Warlord Khalifa Haftar, Aguila Saleh Issa, leader of Tobruk-based so called House of Representatives during an international conference on Libya at the Elysee Palace in Paris, France, May 29, 2018.

Libyan warlord Khalifa Haftar has reportedly decentralised his command by delegating powers to his subordinate, Abdulrazek al Nadoori.

This comes after several reports of a rift between Haftar and Libya's Tobruk-based so called House of Representatives (HoR), Aguilah Saleh, emerged in the past few months. Saleh however has denied this, albeit with a measured tone. 

Although Saleh has repeatedly said his relationship with Haftar has exceeded any formal positions, he has been candid in confessing that instead of disagreements, he has only ever experienced a difference of views with the warlord, something he has called a "natural and healthy phenomenon" in all countries of the world. 

With Haftar now taking a backseat - as per news reports - Nadoori will be heading the Operation Dignity Major Room, or in essence, the central command of Haftar's militias, as well as the military zones currently controlled by the warlord’s militias, and all security rooms, including a training directorate.
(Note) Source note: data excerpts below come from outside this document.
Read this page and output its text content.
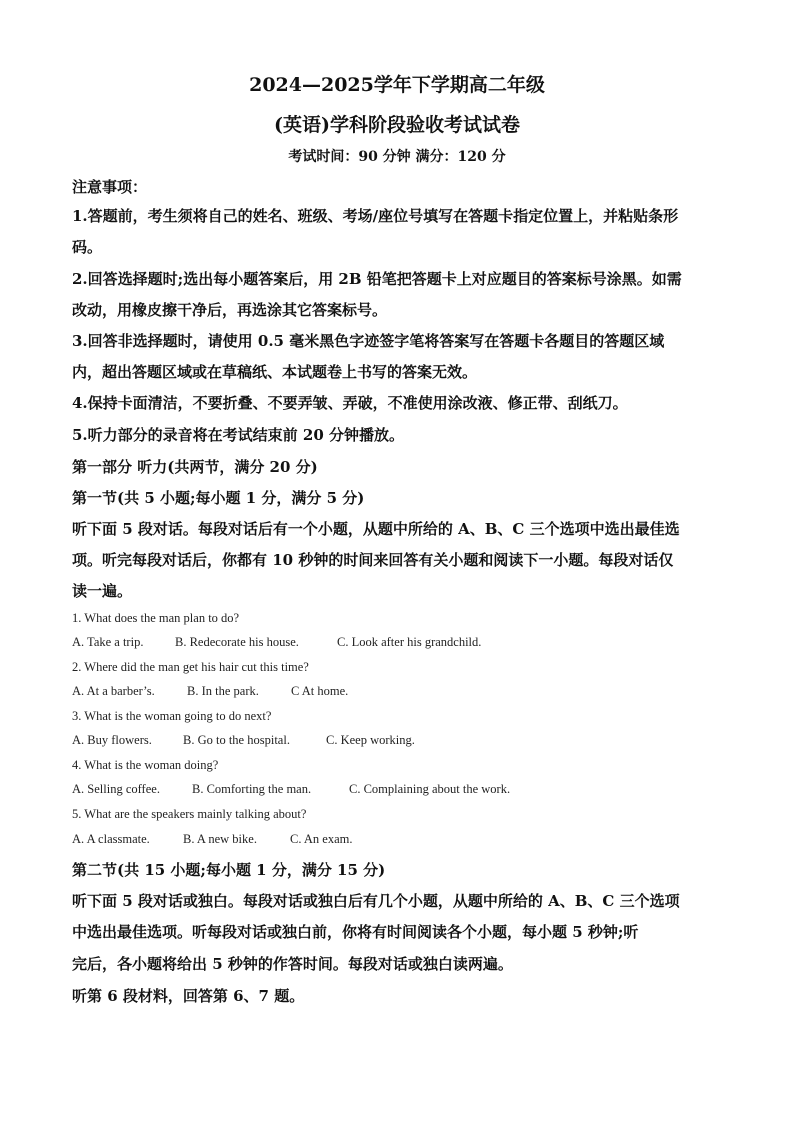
2024—2025学年下学期高二年级
(英语)学科阶段验收考试试卷
考试时间：90 分钟 满分：120 分
注意事项：
1.答题前，考生须将自己的姓名、班级、考场/座位号填写在答题卡指定位置上，并粘贴条形
码。
2.回答选择题时;选出每小题答案后，用 2B 铅笔把答题卡上对应题目的答案标号涂黑。如需
改动，用橡皮擦干净后，再选涂其它答案标号。
3.回答非选择题时，请使用 0.5 毫米黑色字迹签字笔将答案写在答题卡各题目的答题区域
内，超出答题区域或在草稿纸、本试题卷上书写的答案无效。
4.保持卡面清洁，不要折叠、不要弄皱、弄破，不准使用涂改液、修正带、刮纸刀。
5.听力部分的录音将在考试结束前 20 分钟播放。
第一部分 听力(共两节，满分 20 分)
第一节(共 5 小题;每小题 1 分，满分 5 分)
听下面 5 段对话。每段对话后有一个小题，从题中所给的 A、B、C 三个选项中选出最佳选
项。听完每段对话后，你都有 10 秒钟的时间来回答有关小题和阅读下一小题。每段对话仅
读一遍。
1. What does the man plan to do?
A. Take a trip.	B. Redecorate his house.	C. Look after his grandchild.
2. Where did the man get his hair cut this time?
A. At a barber’s.	B. In the park.	C At home.
3. What is the woman going to do next?
A. Buy flowers. B. Go to the hospital.	C. Keep working.
4. What is the woman doing?
A. Selling coffee.	B. Comforting the man.	C. Complaining about the work.
5. What are the speakers mainly talking about?
A. A classmate.	B. A new bike.	C. An exam.
第二节(共 15 小题;每小题 1 分，满分 15 分)
听下面 5 段对话或独白。每段对话或独白后有几个小题，从题中所给的 A、B、C 三个选项
中选出最佳选项。听每段对话或独白前，你将有时间阅读各个小题，每小题 5 秒钟;听
完后，各小题将给出 5 秒钟的作答时间。每段对话或独白读两遍。
听第 6 段材料，回答第 6、7 题。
For regional experts, Haftar's decision to transfer powers to al Nadoori was done with the intention of avoiding potential consequences from his previous failures: overseeing burials of civilians in mass graves and war crimes committed by his mobs during an offensive against the UN-backed government of GNA.

Other experts say Aguila Saleh’s recent moves, coupled with the International Criminal Court's investigation of mass graves in Tarhuna, gave an irreversible battering to Haftar's reputation and paved the way for this new ascent to power. 

Egypt is also apparently losing its confidence in Haftar, with reports emerging from Cairo that suggest the Egyptian regime is exploring alternatives to the warlord, especially after he faced back-to-back defeats at the hands of the UN-backed government.

According to Karim Mezran, a resident senior fellow at the Atlantic Council, Aguila Saleh wields a strong influence in eastern Libya. He is not only the speaker of a pro-Haftar parliament, but also a crucial political figure belonging to the al Ubadiat tribe in Tobruk.

In addition to this, Saleh comes from a tribe that has historically run security institutions in Tobruk.

In late June, Saleh urged Egypt’s Sisi to intervene militarily in support of Haftar should the Libya's forces attack the strategic city of Sirte. As a jurist and politician, Saleh’s demand struck many as odd.

Time and again, Saleh has proved himself a cunning politician, ready to betray even his own allies. In May last year, he met with top leaders of Haftar’s militias without including the warlord in the meeting. Haftar's absence stood out because he had had several disagreements with Saleh around that time. The biggest disagreement they had was over Haftar appointing himself as the sole leader of Libya, a claim HoR’s vehemently rejected. The other point of confrontation between them was Haftar violating the UN-brokered 2015 political agreement. 

Since then, several reports have emerged that Aguila Saleh, who prefers to be called as “Supreme Commander of Armed Forces,” desired to appoint Nadori as Haftar's successor.

Libyan analyst, Mohamed Buisier, recently told the Anadolu Agency that Haftar will be defeated by the end of this year as several countries, including the US, have realised that he is a war criminal, especially after his militias attacked civilians and diplomatic missions. 

Given these facts, Haftar’s decision might be read from different perspectives. 

A first scenario suggests that after considering the internal and external dynamics, Egypt could well support Aguila Saleh as Cairo’s new political partner and hence impose Abdulrazek al Nadoori as its new militia leader.

In addition, in the eyes of Egypt, Saleh is a bit due to both his political identity and tribal power. Sisi’s latest attempt to arm tribes against the UN-backed government in Libya might be seen as a part of this thought despite its early failure. In response, Haftar might want to empower Nadoori to weaken Saleh's authority. It was Saleh who first appointed Nadoori as the self-styled Libyan National Army’s chief of staff in 2016.

The second scenario would be based on Haftar trying to gain the support of Saleh's militia leaders and linking them to the crimes committed by his forces. With Saleh's militias on his side, he can easily blame them for war crimes committed under his watch.